A related question: why does the AI often recall something you said at the very start of a long chat, and your latest message perfectly, but fumble a detail from the middle?

Researchers documented this in a 2023 paper titled "Lost in the Middle: How Language Models Use Long Contexts" by Nelson F. Liu and colleagues. Testing how models use long inputs, they found that performance was typically highest when the relevant information sat at the very beginning or the very end of the context, and dropped noticeably when the model had to pull information from the middle of a long context.

In other words, even when a detail is technically still inside the window, the model attends most reliably to the beginning and the end of the context. A fact positioned in the middle of a long conversation can be present but overlooked, which is difficult to distinguish from forgetting.

This is why restating an important point near the end of a long chat often resolves the problem: it moves the fact from the middle of the context to the end, where the model attends most reliably.

Three different kinds of "knowing"

Much of the confusion clears once you separate three things the AI draws on. They are distinct, and they fail in different ways.

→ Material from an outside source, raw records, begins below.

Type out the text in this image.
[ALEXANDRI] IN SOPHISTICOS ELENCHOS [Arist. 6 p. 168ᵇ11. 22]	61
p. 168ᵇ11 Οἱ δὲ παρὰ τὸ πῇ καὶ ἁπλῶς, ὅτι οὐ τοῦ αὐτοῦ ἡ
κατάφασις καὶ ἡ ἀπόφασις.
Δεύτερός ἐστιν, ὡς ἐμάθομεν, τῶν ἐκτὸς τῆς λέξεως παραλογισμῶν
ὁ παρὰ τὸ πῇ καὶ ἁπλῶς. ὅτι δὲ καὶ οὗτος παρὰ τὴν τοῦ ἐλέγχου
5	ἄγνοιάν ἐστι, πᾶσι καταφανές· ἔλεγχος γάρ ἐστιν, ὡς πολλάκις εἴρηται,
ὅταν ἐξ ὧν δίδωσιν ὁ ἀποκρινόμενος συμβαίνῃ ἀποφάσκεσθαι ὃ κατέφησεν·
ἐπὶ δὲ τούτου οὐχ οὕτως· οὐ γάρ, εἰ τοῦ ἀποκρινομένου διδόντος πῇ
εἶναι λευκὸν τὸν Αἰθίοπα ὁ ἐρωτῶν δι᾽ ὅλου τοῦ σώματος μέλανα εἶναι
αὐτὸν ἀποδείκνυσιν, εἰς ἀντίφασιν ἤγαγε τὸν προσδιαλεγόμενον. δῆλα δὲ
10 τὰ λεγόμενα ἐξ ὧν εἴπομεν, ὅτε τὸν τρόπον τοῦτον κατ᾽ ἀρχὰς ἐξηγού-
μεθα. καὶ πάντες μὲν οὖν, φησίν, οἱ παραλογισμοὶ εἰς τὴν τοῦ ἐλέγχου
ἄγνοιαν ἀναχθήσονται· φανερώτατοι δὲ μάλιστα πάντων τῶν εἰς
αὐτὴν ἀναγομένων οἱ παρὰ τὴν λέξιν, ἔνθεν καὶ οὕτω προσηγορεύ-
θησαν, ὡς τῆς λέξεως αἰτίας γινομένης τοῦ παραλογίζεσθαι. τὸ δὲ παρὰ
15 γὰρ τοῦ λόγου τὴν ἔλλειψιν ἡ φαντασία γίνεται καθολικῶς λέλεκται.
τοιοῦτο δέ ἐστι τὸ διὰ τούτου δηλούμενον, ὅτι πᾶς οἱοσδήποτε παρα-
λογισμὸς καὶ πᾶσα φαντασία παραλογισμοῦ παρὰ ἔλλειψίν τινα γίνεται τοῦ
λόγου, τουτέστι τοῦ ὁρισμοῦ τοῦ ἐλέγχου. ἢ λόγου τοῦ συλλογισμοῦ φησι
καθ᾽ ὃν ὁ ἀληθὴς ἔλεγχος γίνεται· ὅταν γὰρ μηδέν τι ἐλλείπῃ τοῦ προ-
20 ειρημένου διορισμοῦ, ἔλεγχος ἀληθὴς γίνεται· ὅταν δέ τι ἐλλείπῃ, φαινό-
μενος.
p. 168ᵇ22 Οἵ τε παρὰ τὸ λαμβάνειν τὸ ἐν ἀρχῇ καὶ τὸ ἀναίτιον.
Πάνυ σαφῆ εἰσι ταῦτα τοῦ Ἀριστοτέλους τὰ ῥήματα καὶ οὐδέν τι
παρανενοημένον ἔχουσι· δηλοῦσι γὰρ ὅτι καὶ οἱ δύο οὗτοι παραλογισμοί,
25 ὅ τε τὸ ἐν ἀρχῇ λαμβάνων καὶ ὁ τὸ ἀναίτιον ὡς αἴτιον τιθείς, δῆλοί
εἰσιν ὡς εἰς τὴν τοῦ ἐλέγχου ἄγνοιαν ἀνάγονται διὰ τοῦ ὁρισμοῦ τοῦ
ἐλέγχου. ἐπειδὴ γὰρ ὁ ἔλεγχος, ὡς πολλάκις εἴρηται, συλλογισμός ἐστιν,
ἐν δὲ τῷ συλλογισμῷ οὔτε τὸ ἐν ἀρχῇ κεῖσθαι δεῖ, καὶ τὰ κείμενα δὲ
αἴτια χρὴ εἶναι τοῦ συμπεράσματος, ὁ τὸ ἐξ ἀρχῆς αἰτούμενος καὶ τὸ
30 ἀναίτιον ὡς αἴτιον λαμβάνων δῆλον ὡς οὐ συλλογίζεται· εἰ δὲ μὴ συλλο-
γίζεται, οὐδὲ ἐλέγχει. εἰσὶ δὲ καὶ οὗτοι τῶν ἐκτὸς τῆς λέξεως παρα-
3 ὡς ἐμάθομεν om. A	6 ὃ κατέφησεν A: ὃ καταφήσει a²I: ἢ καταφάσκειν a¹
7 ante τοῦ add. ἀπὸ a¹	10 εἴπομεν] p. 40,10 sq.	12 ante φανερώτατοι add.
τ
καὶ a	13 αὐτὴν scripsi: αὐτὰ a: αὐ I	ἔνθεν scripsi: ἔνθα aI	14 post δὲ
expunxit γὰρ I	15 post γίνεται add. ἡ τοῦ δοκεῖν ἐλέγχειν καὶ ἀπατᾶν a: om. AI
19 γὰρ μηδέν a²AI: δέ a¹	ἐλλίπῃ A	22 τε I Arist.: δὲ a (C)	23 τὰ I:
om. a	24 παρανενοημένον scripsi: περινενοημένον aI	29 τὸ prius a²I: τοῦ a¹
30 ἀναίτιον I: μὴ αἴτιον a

Training knowledge is what the model learned during its creation, fixed before you ever arrived. It is why the model knows general facts and how to write. It is broad but frozen: it does not include your specific conversations, and it has a cutoff date, so it will not know recent events on its own.

Context is the live conversation in the window right now, the subject of this article. It is specific to you and current, but temporary. It is lost when the window fills or the chat ends.

Persistent memory is a separate feature some applications add on top. It saves selected facts about you (your name or your preferences, for instance) outside the conversation and re-inserts them into the context of future chats. This is the only one of the three that can make an AI remember you across sessions, and it exists only if the specific product offers it.

When people say the AI forgot, they have usually reached the limits of context while assuming they were dealing with persistent memory.

Practical tips for working within the limits

You cannot expand the window, but you can work with it deliberately.

  • Restate key facts when they matter. If a detail from earlier is important to the answer you want, repeat it in your current message. This pulls it into the active window and toward the end of the context, sidestepping both truncation and the lost-in-the-middle effect.

  • Summarize long chats yourself. When a conversation gets long, ask the AI to summarize the important decisions and facts so far, then continue from that summary. You are doing deliberately, and accurately, what automatic summarization does approximately.

  • Start fresh for new topics. A window cluttered with an unrelated earlier discussion can crowd out and distract from your new question. A clean chat often produces sharper answers.

  • Front-load the important material. Put your key instructions and constraints at the top of a long message rather than in the middle of a large block of text.

  • Keep pasted material lean. Since documents consume tokens quickly, paste only the sections you actually need rather than an entire file. More room in the window means fewer things falling out of it.

  • Use the memory feature if the app has one. If your tool offers a persistent memory setting, enabling it lets it carry a handful of facts across conversations. Check what it is storing, since that is the only path to genuine cross-session recall.

Once you view the AI as a system reading a fixed-size transcript rather than a mind that remembers, its forgetting becomes predictable. It is not a flaw in your prompting. It is the expected behavior of a system with a finite window, and understanding the shape of that window is what lets you use it well.